O problema é que o Estado Fascista não emite nota fiscal para cometer assassinatos. É óbvio que não há provas. Porque o Estado Fascista não deixa rastros nem pistas.
Quando o país é democrático e suas instituições funcionam de fato, mesmo havendo crimes não resolvidos, pelo menos há uma percepção nítida da população de que os órgãos de Estado não faltaram com esforço nem faltaram de trabalho para concluir um crime ocasionado e não solucionado.
Todavia, quando o Estado é Fascista, há vários problemas institucionais em curso, que vão desde sentimento de pertencimento até mesmo medo da autofagia vinda pelo próprio Sistema. Ou seja, o próprio trabalhador deste órgão institucional fica com medo de perseguição.

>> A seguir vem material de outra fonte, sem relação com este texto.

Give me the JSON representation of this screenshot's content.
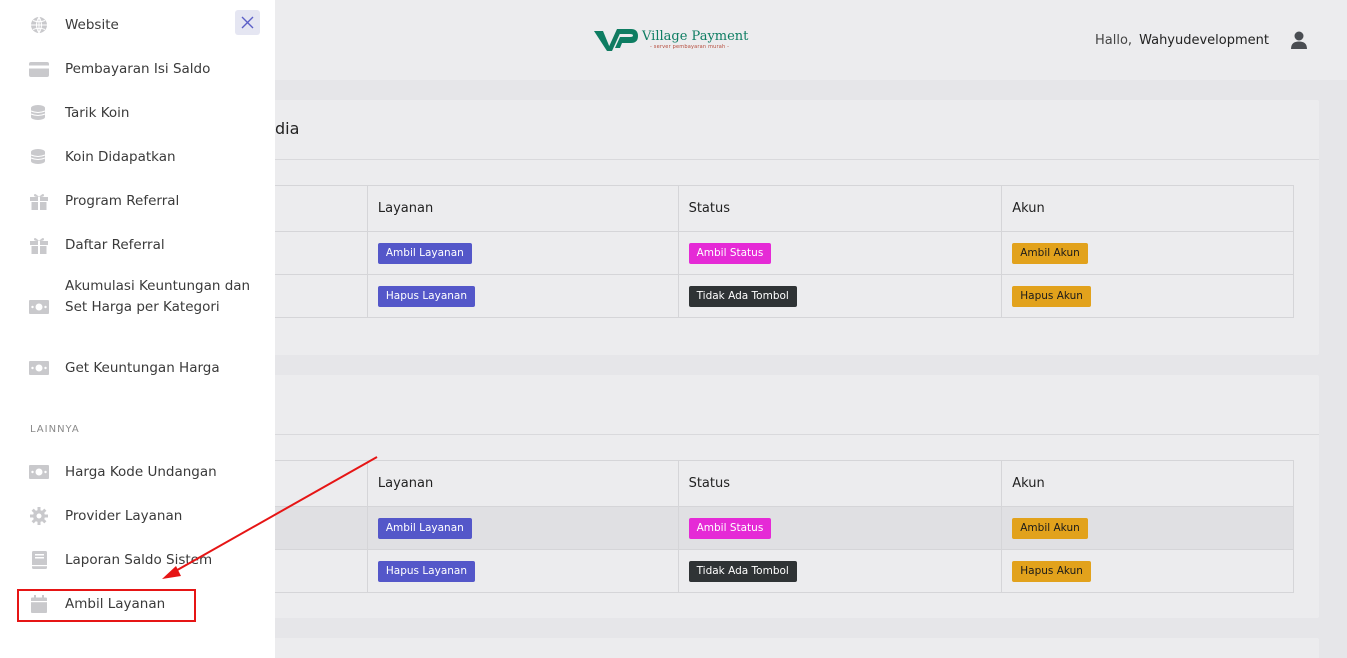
{
  "header": {
    "logo_title": "Village Payment",
    "logo_subtitle": "- server pembayaran murah -",
    "hello": "Hallo,",
    "username": "Wahyudevelopment"
  },
  "sidebar": {
    "items": [
      {
        "label": "Website",
        "icon": "globe-icon"
      },
      {
        "label": "Pembayaran Isi Saldo",
        "icon": "credit-card-icon"
      },
      {
        "label": "Tarik Koin",
        "icon": "coins-icon"
      },
      {
        "label": "Koin Didapatkan",
        "icon": "coins-icon"
      },
      {
        "label": "Program Referral",
        "icon": "gift-icon"
      },
      {
        "label": "Daftar Referral",
        "icon": "gift-icon"
      },
      {
        "label": "Akumulasi Keuntungan dan Set Harga per Kategori",
        "icon": "money-bill-icon"
      },
      {
        "label": "Get Keuntungan Harga",
        "icon": "money-bill-icon"
      }
    ],
    "section_label": "LAINNYA",
    "other_items": [
      {
        "label": "Harga Kode Undangan",
        "icon": "money-bill-icon"
      },
      {
        "label": "Provider Layanan",
        "icon": "gear-icon"
      },
      {
        "label": "Laporan Saldo Sistem",
        "icon": "book-icon"
      },
      {
        "label": "Ambil Layanan",
        "icon": "calendar-icon"
      }
    ]
  },
  "cards": [
    {
      "title": "dia",
      "headers": [
        "",
        "Layanan",
        "Status",
        "Akun"
      ],
      "rows": [
        [
          "",
          "Ambil Layanan",
          "Ambil Status",
          "Ambil Akun"
        ],
        [
          "",
          "Hapus Layanan",
          "Tidak Ada Tombol",
          "Hapus Akun"
        ]
      ]
    },
    {
      "title": "",
      "headers": [
        "",
        "Layanan",
        "Status",
        "Akun"
      ],
      "rows": [
        [
          "",
          "Ambil Layanan",
          "Ambil Status",
          "Ambil Akun"
        ],
        [
          "",
          "Hapus Layanan",
          "Tidak Ada Tombol",
          "Hapus Akun"
        ]
      ]
    }
  ],
  "colors": {
    "accent_blue": "#5457c9",
    "accent_pink": "#e52ad6",
    "dark": "#2f3335",
    "yellow": "#e2a21c",
    "brand_green": "#0e7d62",
    "annotation_red": "#e61515"
  }
}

O Estado Fascista faz com que não só a população fique em “estado policial” [todo mundo vigia todo mundo], como também deixa tóxico o ambiente das instituições aos agentes não conseguirem investigar de maneira independente qualquer caso que seja, pois, isso poderá levar a um crime de Estado com consequências brutais aos líderes deste Sistema Fascista. Puxar essa ponta de iceberg é arranjar confusão.

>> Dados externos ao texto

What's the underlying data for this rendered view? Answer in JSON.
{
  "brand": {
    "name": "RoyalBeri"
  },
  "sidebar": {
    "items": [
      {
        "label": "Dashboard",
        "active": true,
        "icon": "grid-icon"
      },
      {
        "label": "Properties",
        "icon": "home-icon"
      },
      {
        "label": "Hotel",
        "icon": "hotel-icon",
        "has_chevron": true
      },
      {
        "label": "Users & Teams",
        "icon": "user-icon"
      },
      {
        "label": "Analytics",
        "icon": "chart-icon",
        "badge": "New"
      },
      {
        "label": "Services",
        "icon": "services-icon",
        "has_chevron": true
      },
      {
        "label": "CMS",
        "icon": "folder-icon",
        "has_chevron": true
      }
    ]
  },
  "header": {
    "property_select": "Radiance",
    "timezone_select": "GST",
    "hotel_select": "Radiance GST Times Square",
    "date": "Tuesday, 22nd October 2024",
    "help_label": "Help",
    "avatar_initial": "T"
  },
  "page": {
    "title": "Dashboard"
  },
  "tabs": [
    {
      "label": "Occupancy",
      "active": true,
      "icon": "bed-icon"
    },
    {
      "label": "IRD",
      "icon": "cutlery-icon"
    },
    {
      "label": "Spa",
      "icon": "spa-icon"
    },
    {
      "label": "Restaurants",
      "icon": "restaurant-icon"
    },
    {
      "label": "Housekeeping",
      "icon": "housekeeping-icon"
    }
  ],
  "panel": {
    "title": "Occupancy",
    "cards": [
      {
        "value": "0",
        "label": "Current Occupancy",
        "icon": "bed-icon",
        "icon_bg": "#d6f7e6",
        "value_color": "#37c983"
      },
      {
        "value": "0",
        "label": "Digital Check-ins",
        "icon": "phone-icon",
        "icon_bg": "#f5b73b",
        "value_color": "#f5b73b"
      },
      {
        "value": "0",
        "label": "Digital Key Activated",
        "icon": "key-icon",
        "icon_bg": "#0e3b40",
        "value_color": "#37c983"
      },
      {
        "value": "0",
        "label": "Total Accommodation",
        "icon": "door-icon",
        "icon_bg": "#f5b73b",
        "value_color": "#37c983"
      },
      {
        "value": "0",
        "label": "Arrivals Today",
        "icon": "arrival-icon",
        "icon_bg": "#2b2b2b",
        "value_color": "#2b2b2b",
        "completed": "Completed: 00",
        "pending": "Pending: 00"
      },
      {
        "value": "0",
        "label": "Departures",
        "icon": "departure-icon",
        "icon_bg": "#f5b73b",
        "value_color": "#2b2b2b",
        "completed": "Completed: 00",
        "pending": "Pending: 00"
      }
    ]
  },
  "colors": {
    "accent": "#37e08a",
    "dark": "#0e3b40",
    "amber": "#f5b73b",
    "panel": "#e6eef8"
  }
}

Neste momento, seja por medo ou por adoção ideológica [o agente crê que o Estado Fascista é o que há de melhor mesmo], este operador institucional não conseguirá fazer o seu trabalho direito porque está sendo observado por tudo.
Essa claustrofobia geral, ocasionado por um engessamento nesse Sistema tóxico fascista, faz com que as instituições comecem a errar sem parar e de propósito.
Neste momento, o legista não faz o seu trabalho direito porque já teve de antemão um acordo tácito para não avançar na investigação; o escrivão redige errado um documento de propósito e arquiva para embaralhar a documentação. E o cientista forense não pode olhar com mais atenção o local de crime porque as ordens de cima dizem para deixar tudo como está.
O meio institucional fica impraticável para investigar de forma eficiente e independente porque qualquer caso deve passar pelo crivo de análise “superior”.
Deste modo, como o tempo vai passando e há uma linha que divide centralmente quem é perseguido e quem é preservado pelo Sistema, quem pode matar e quem não, diante o poder político de um grupo em ascensão, com certeza a democracia vai ruindo com o passar do tempo porque quem decide o futuro de uma nação são os líderes deste Estado Fascista.
Porque o Estado Fascista começa a controlar tudo. E controlando tudo, não deixa rastros nem pistas porque a própria instituição que investiga faz a limpeza de provas sem parar.
E, deste modo, todo mundo começa e compreender que o Estado Fascista não emite nota fiscal para matar. Ou seja, não será pega por ter deixado provas para que se possa investigar.
Bolsonaro matou Adriano da Nóbrega? Não se tem provas. Mas o que se tem é a convicção de que Bolsonaro fez parte de milícias, ganhou dinheiro com milícias, homenageou milícias, fez parte de convívio com milícias, e um miliciano morreu na região da Bahia que possui grupos de milicianos que foram até mesmo homenageados por Bolsonaro no passado, por fazerem extermínio ao cobrar uma taxa da sociedade para fazer o serviço de milícia: matar.
Tem olho de coelho, pata de coelho, nariz de coelho, rabo de coelho e orelha de coelho. Basta o leitor terminar a conclusão.
É bom a classe média começar a tirar a remela do olho pra voltar a acordar.